For years the database industry tuned its products for a steady drumbeat of human-driven requests: a clerk opening a form, a customer loading a cart, a dashboard refreshing every few seconds. AI agents break that rhythm. Instead of one user issuing a handful of queries over a long session, an agent might fire hundreds of short, autonomous calls in a single workflow, each one opening a connection, writing to a small ephemeral data store, and closing again. The volume per workload multiplies. The pattern inverts. (The Register)
Spencer Kimball, chief executive of distributed-SQL vendor Cockroach Labs, has been making that argument publicly this month. His pitch, captured in a Register interview, is that agents are both the cause of the resulting "sprawl" and the proposed solution: the same autonomous software that breaks legacy database assumptions can, in his telling, also be enlisted as a database administrator. Kimball's employer sells the very kind of distributed database he says enterprises now need, which makes his diagnosis worth examining on its technical merits rather than on faith. (The Register)
The mechanism he is pointing to is older than the agent era, even if the agent era is what makes it visible. Connection pools, query optimizers, and schema designs were all built around long-lived sessions and predictable access patterns. When a fleet of agents each opens thousands of connections per minute, the pool exhausts, latency spikes, and the database ends up spawning shims, sidecar caches, or shadow stores to keep up. Kimball's point is not that any single agent is heavy, but that the aggregate load profile looks like nothing the legacy stack was tuned for. (The Register)
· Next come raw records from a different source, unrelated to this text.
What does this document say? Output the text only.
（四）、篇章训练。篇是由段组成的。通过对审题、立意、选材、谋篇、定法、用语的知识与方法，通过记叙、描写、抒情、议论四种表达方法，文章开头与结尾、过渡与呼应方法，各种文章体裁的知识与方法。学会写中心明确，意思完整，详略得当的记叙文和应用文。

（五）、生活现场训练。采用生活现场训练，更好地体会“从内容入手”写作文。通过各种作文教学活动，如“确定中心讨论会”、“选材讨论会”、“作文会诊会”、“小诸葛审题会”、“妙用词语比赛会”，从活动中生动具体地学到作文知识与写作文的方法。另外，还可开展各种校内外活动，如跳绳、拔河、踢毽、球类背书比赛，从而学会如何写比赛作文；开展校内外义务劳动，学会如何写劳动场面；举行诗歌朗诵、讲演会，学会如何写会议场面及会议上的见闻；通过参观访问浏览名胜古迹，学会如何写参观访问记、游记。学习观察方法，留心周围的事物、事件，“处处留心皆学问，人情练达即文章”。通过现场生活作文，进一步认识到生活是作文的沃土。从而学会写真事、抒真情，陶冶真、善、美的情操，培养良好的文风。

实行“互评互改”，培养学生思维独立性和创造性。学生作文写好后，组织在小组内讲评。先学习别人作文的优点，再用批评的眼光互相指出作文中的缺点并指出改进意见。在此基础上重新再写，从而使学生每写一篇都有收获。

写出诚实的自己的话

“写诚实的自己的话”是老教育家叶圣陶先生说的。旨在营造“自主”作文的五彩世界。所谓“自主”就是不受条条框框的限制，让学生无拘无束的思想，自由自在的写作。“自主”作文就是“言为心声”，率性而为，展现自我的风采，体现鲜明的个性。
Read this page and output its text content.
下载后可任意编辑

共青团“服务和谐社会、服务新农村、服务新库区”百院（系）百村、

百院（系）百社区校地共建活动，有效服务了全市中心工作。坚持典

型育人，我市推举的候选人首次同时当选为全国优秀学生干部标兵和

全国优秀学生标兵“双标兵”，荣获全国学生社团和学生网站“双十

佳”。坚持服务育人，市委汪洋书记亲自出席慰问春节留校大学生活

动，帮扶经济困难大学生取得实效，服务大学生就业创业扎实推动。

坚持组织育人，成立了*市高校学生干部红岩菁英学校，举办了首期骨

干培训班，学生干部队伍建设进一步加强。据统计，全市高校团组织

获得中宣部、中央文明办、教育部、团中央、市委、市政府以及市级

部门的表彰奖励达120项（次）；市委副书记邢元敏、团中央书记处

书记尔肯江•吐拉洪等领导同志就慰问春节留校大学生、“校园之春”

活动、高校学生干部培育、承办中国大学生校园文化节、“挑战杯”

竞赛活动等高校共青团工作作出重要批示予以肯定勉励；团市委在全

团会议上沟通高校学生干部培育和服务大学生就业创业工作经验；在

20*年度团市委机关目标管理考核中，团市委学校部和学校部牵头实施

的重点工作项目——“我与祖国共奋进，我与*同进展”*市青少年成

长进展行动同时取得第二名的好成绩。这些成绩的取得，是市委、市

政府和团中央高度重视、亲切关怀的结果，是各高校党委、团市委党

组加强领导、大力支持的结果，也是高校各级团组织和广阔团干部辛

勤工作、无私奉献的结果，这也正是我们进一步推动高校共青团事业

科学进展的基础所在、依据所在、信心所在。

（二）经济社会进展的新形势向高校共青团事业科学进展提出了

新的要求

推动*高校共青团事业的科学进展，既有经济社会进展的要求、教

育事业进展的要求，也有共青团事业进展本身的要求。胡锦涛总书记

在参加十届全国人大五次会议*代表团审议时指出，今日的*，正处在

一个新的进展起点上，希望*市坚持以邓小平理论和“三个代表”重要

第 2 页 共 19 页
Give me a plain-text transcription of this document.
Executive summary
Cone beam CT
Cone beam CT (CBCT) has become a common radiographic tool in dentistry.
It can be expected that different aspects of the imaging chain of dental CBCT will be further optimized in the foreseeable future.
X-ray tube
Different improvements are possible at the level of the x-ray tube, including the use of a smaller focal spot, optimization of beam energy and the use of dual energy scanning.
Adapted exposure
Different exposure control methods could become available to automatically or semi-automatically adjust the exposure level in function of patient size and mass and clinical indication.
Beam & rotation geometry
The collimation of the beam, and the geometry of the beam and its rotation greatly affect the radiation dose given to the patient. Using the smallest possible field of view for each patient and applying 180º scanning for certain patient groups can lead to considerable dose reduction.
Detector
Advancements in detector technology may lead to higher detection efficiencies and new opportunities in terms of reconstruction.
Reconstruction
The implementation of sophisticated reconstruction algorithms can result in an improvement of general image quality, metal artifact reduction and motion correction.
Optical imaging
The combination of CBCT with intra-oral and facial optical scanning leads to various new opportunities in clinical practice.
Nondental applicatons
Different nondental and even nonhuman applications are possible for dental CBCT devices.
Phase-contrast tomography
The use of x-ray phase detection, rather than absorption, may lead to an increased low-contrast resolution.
The second-order observation is sharper than the first. The Register's follow-up coverage, published days before, surveyed several database vendors pitching themselves as the answer to runaway AI costs, often by selling agent-based automation alongside the database itself. (The Register) The same Register interview that surfaced Kimball's diagnosis notes that the database industry has begun marketing its own AI agents as the cure for the sprawl that customers' agents created. That is the structural tension any buyer should watch: the diagnostician and the prescriber are the same company, and the diagnostic frame is now product marketing.
The public framing so far leans on a single executive voice. Independent measurement of how broadly agent workloads are rewriting enterprise data infrastructure is thin. Kimball's claims about mechanism, scale, and urgency should be read as one vendor's view of where the market is heading, not as a measured consensus. Whether enterprises actually rearchitect their data tiers around agent fleets, or merely bolt on caching layers and connection-pool hacks, is the empirical question that will determine whether the "sprawl" story is a real platform shift or a sales narrative.
The watch item for the rest of 2026 is concrete: the first wave of enterprise postmortems, public benchmarks, or analyst surveys that put hard numbers on agent-driven connection growth. Until those land, every pitch deck that frames AI agents as the cause of database strain and the vendor's own agent as the cure is offering the same diagnosis in the same voice. Enterprises will need to tell the mechanism from the marketing.